De Koninklijke Nederlandse Maatschappij voor Diergeneeskunde (KNMvD) pleit voor een snelle start van het vaccineren van pluimvee tegen vogelgriep. Want strenge (hygiëne)maatregelen in combinatie met het langdurig ophokken van pluimvee voorkomen niet dat er jaarlijks honderdduizenden dieren op besmette en verdachte bedrijven geruimd moeten worden.

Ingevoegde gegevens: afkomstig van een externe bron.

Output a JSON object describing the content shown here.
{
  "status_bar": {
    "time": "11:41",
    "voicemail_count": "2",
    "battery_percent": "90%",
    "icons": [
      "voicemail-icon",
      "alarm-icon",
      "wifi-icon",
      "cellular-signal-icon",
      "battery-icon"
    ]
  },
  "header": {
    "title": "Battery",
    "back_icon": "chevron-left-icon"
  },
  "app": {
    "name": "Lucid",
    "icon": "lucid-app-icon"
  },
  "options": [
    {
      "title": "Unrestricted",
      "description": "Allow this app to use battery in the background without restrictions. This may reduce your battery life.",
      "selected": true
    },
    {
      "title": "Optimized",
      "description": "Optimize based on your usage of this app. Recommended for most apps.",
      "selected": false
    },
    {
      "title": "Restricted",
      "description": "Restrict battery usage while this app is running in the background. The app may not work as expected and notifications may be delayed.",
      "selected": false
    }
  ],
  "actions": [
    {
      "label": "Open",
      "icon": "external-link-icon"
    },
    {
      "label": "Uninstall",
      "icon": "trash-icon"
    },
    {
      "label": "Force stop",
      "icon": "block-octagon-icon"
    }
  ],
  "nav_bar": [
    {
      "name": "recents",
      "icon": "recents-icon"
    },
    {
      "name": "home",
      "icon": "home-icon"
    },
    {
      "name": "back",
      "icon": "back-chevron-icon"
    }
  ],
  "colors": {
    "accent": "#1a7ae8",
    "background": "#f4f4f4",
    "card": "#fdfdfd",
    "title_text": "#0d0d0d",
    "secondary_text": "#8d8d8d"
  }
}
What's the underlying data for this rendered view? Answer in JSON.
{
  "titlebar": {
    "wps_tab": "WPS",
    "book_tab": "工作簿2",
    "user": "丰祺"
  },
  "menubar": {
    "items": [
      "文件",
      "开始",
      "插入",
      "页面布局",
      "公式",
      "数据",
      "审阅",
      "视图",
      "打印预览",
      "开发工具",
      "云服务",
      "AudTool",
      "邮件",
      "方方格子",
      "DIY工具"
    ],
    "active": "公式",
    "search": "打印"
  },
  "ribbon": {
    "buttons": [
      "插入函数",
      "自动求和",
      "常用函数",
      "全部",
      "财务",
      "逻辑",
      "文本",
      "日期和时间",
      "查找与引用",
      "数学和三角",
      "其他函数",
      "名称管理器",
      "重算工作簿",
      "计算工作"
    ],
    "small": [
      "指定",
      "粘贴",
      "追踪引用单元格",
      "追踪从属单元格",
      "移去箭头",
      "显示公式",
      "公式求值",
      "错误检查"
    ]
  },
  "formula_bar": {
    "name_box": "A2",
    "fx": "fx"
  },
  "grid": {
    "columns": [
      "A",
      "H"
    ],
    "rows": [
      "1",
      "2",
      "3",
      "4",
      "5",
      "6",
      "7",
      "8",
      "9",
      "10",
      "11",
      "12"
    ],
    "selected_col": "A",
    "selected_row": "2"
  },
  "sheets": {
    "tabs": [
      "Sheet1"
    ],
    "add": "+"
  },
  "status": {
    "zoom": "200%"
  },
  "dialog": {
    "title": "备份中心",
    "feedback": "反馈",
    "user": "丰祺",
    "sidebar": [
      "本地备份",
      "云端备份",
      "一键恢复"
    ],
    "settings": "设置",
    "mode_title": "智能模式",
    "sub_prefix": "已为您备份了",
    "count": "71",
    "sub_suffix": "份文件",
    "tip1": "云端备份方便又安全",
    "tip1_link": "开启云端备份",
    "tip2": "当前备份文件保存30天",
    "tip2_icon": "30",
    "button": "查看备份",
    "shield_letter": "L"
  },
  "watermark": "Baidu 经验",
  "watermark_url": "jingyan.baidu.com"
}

De huidige bestrijdingsmaatregelen tegen de sterk toenemende uitbraken van vogelgriep op pluimveebedrijven in Europa zijn niet meer afdoende, schrijft de organisatie van dierenartsen op haar website. “Nieuwe introducties vanuit wilde vogels vinden gedurende langere periodes in het jaar plaats, waardoor er haast sprake is van een endemische situatie. Deze veranderingen in de epidemiologie van vogelgriep maken dat het beschikbare instrumentarium van bestrijdingsmaatregelen niet meer afdoende is.”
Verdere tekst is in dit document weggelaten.